AUSSITÔT après la visite de l’ange, Marie se lève en hâte et part retrouver sa vieille cousine. Joseph l’accompagne, marchant à côté du petit âne modeste, et dont le sabot ne bronche point parmi les pierrailles des sentes de montagnes. Ces voyageurs sont de bien pauvres hères. L’homme porte dans sa ceinture quelque monnaie, un rouleau de sentences ; sur le bât tient le petit paquet de provisions et un humble cadeau aux parents. Mais comme cette course dut être charmante, parmi les vergers, les collines, les petits ruisseaux, les olivaies ; et la lente montée sinueuse à travers les terrasses en culture, et le repos de midi à l’ombre d’un ravin boisé ; et le soir auguste qui descend avec sa grande et noble paix ; et les étoiles et la claire lune de printemps ! Voici enfin la vieille maison de Zacharie, en grosses pierres brutes, comme vous en trouverez en Provence. En haut de l’escalier extérieur, sous l’arcade, apparaissent les deux vieilles bonnes gens qui se hâtent. Entendez leurs effusions, la bonhomie de leurs propos, leurs soins ; et l’eau chaude pour les pieds poudreux des voyageurs, et le frugal souper, et la provende de l’âne dans l’écurie obscure creusée à même le roc. Et les conversations lentes, les regards d’étonnement, les exclamations basses ; et la prière rituelle des deux hommes sous la lune à son zénith, tandis que les deux femmes se continuent leurs confidences. Scènes admirables dont la beauté intérieure correspond justement à la beauté du décor ! Mais, si ces personnages revenaient aujourd’hui, que leurs inquiétudes seraient plus tristes et leurs joies moins sereines dans notre vie moderne d’où la noblesse s’est enfuie !

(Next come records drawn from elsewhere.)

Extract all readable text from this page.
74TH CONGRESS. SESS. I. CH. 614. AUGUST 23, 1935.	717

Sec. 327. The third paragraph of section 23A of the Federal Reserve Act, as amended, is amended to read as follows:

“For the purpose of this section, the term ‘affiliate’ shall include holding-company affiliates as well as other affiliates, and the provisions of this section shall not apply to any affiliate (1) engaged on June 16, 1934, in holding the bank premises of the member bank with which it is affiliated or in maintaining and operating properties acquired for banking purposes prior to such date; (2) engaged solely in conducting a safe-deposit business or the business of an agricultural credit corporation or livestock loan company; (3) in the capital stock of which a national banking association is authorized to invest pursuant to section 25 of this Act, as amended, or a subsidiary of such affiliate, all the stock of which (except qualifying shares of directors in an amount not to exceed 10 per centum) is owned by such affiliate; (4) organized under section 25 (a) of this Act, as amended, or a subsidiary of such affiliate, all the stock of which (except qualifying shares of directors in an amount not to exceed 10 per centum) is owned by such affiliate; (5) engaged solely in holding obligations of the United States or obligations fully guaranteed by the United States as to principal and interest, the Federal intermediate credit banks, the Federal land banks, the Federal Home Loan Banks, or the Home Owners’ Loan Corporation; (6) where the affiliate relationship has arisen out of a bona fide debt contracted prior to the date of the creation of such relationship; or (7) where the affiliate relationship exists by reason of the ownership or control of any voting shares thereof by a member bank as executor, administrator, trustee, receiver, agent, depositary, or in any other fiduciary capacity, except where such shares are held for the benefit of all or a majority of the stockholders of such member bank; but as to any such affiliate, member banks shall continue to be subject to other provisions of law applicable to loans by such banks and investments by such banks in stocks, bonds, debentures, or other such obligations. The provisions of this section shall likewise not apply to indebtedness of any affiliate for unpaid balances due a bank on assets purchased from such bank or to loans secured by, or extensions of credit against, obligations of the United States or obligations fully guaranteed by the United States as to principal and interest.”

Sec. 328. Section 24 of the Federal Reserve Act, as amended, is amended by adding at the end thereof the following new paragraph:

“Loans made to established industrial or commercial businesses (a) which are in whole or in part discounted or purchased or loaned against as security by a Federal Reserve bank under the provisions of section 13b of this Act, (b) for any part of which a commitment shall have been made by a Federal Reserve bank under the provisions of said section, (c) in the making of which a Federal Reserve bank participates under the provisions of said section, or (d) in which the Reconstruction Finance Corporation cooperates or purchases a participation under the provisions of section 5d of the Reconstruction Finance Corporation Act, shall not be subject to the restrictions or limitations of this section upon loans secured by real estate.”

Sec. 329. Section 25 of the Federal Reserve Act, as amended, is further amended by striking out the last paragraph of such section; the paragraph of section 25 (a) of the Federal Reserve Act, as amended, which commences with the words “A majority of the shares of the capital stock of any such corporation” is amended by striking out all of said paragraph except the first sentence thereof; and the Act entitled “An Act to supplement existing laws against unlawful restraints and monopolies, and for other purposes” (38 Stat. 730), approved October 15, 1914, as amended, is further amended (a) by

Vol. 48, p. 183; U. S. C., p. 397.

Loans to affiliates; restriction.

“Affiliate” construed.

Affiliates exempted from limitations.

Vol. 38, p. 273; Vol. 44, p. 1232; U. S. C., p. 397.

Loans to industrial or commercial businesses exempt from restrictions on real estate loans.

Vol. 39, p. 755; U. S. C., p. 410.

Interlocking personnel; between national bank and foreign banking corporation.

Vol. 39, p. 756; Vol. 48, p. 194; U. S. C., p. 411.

On peut se demander pour quels motifs cette visite de la Vierge à sa cousine est relatée. C’était une démarche toute simple ; quel enseignement faut-il y découvrir ? Socialement, Marie est à un degré au-dessous d’Élisabeth. Spirituellement, elle la dépasse de loin. Au point de vue du Ciel, voilà deux raisons valables pour expliquer ce voyage. La loi divine demande, en effet, que nous observions les coutumes et les convenances ; et elle enseigne, d’autre part, que le supérieur se doit à l’inférieur. Marie satisfait à cette double observance.

Devant Dieu, toutes les positions hiérarchiques des êtres sont des fonctions égales. C’est à nous seuls qu’elles paraissent basses ou relevées ; leur classement ne vaut que dans le relatif. Pour éviter d’une part l’erreur anarchiste et, de l’autre, l’erreur absolutiste, il faut distinguer ces deux points de vue. Ainsi peut avoir lieu la collaboration franche et sans arrière-pensée des dirigeants et des dirigés.

Marie satisfera donc d’abord aux convenances sociales.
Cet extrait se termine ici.